De heer de Lange. M. d. V. Ik wil gelooven, dat de loonen
te Amsterdam in doorsnede 5% hooger zijn dan hier...
De heer Dubbeldeman. 5
De heer de Lange. Laat het 6% zijn; maar dat is een
kwestie van 1,3 cent en motiveert niet een verschil van 12 cent.

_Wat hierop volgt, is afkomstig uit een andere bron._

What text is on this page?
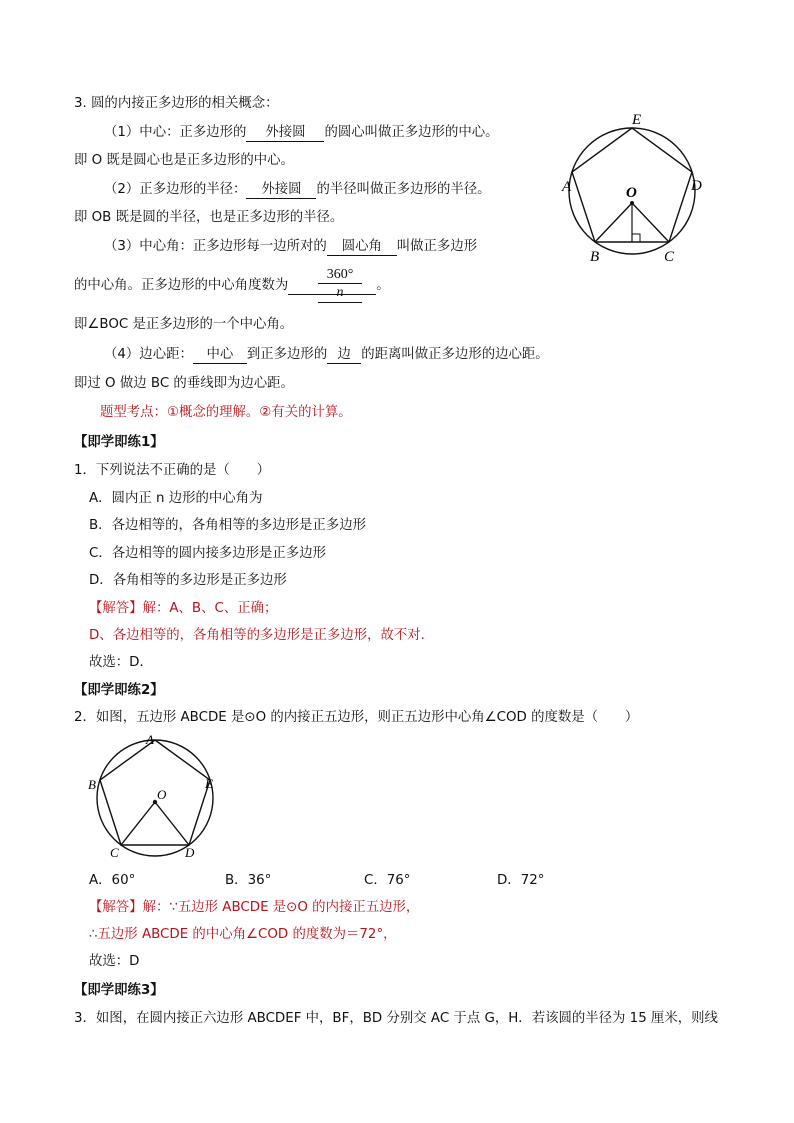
3. 圆的内接正多边形的相关概念：
（1）中心：正多边形的 外接圆 的圆心叫做正多边形的中心。
即 O 既是圆心也是正多边形的中心。
（2）正多边形的半径： 外接圆 的半径叫做正多边形的半径。
即 OB 既是圆的半径，也是正多边形的半径。
（3）中心角：正多边形每一边所对的 圆心角 叫做正多边形
的中心角。正多边形的中心角度数为	。
$\frac{360^\circ}{n}$
即∠BOC 是正多边形的一个中心角。
（4）边心距： 中心 到正多边形的 边 的距离叫做正多边形的边心距。
即过 O 做边 BC 的垂线即为边心距。
题型考点：①概念的理解。②有关的计算。
E
A	O	D
B	C
【即学即练1】
1．下列说法不正确的是（　　）
A．圆内正 n 边形的中心角为
B．各边相等的，各角相等的多边形是正多边形
C．各边相等的圆内接多边形是正多边形
D．各角相等的多边形是正多边形
【解答】解：A、B、C、正确；
D、各边相等的，各角相等的多边形是正多边形，故不对．
故选：D．
【即学即练2】
2．如图，五边形 ABCDE 是⊙O 的内接正五边形，则正五边形中心角∠COD 的度数是（　　）
A
B	E
O
C	D
A．60°	B．36°	C．76°	D．72°
【解答】解：∵五边形 ABCDE 是⊙O 的内接正五边形，
∴五边形 ABCDE 的中心角∠COD 的度数为＝72°，
故选：D
【即学即练3】
3．如图，在圆内接正六边形 ABCDEF 中，BF，BD 分别交 AC 于点 G，H．若该圆的半径为 15 厘米，则线
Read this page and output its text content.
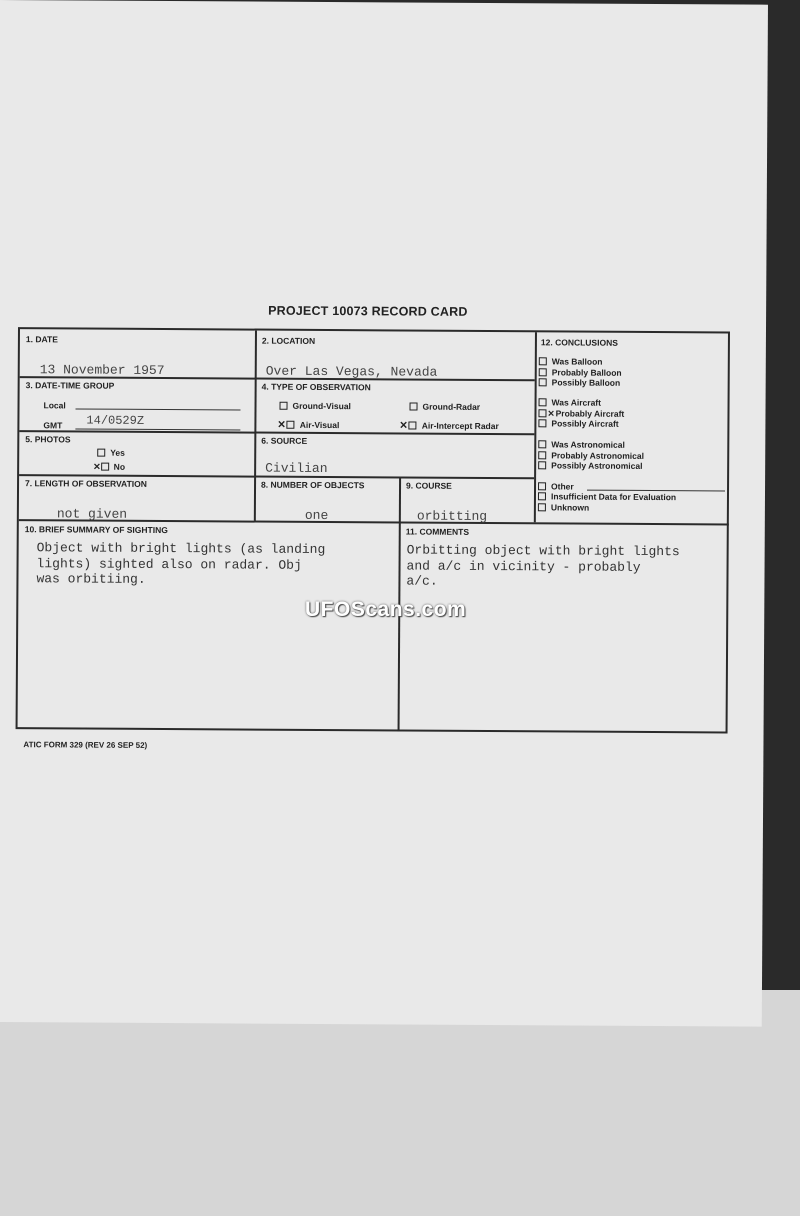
PROJECT 10073 RECORD CARD
1. DATE
13 November 1957
2. LOCATION
Over Las Vegas, Nevada
3. DATE-TIME GROUP
Local
GMT 14/0529Z
4. TYPE OF OBSERVATION
Ground-Visual	Ground-Radar
✕ Air-Visual	✕ Air-Intercept Radar
5. PHOTOS
Yes
✕ No
6. SOURCE
Civilian
7. LENGTH OF OBSERVATION
not given
8. NUMBER OF OBJECTS
one
9. COURSE
orbitting
10. BRIEF SUMMARY OF SIGHTING
Object with bright lights (as landing
lights) sighted also on radar. Obj
was orbitiing.
11. COMMENTS
Orbitting object with bright lights
and a/c in vicinity - probably
a/c.
12. CONCLUSIONS
Was Balloon
Probably Balloon
Possibly Balloon
Was Aircraft
✕Probably Aircraft
Possibly Aircraft
Was Astronomical
Probably Astronomical
Possibly Astronomical
Other
Insufficient Data for Evaluation
Unknown
ATIC FORM 329 (REV 26 SEP 52)
UFOScans.com
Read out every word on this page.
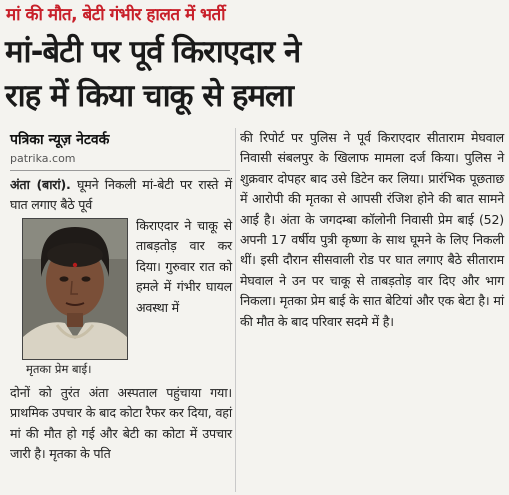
मां की मौत, बेटी गंभीर हालत में भर्ती
मां-बेटी पर पूर्व किराएदार ने
राह में किया चाकू से हमला
पत्रिका न्यूज़ नेटवर्क
patrika.com
अंता (बारां). घूमने निकली मां-बेटी पर रास्ते में घात लगाए बैठे पूर्व
मृतका प्रेम बाई।
किराएदार ने चाकू से ताबड़तोड़ वार कर दिया। गुरुवार रात को हमले में गंभीर घायल अवस्था में
दोनों को तुरंत अंता अस्पताल पहुंचाया गया। प्राथमिक उपचार के बाद कोटा रैफर कर दिया, वहां मां की मौत हो गई और बेटी का कोटा में उपचार जारी है। मृतका के पति
की रिपोर्ट पर पुलिस ने पूर्व किराएदार सीताराम मेघवाल निवासी संबलपुर के खिलाफ मामला दर्ज किया। पुलिस ने शुक्रवार दोपहर बाद उसे डिटेन कर लिया। प्रारंभिक पूछताछ में आरोपी की मृतका से आपसी रंजिश होने की बात सामने आई है। अंता के जगदम्बा कॉलोनी निवासी प्रेम बाई (52) अपनी 17 वर्षीय पुत्री कृष्णा के साथ घूमने के लिए निकली थीं। इसी दौरान सीसवाली रोड पर घात लगाए बैठे सीताराम मेघवाल ने उन पर चाकू से ताबड़तोड़ वार दिए और भाग निकला। मृतका प्रेम बाई के सात बेटियां और एक बेटा है। मां की मौत के बाद परिवार सदमे में है।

Maar daar zit ook niet voor mij de kneep. De kwestie is
voor mij, dat de gemeente hoe eer hoe beter ophoudt met het
particulier initiatief concurrentie aan te doen door de gemeente
lijke wasscherij. Wij hebben hier overvloed van wasscherijen
en de loonsverhoogingen hebben natuurlijk gediend om de
menschen ook in de gelegenheid te stellen voor de reiniging
van hun vuile wasch wat meer geld te betalen. De loonsver
hoogingen dienen in het algemeen om de kosten van het
duurder levensonderhoud te betalen, en daartoe behooren ook
de hoogere kosten van de wasch. Die staan er niet buiten.
De gemeente moet nu eens uitscheiden met de crisismaat
regelen, dit heeft met de bevordering van de hygiëne niets
Ie maken. Ik bevind mij daarbij in uitermate goed gezelschap.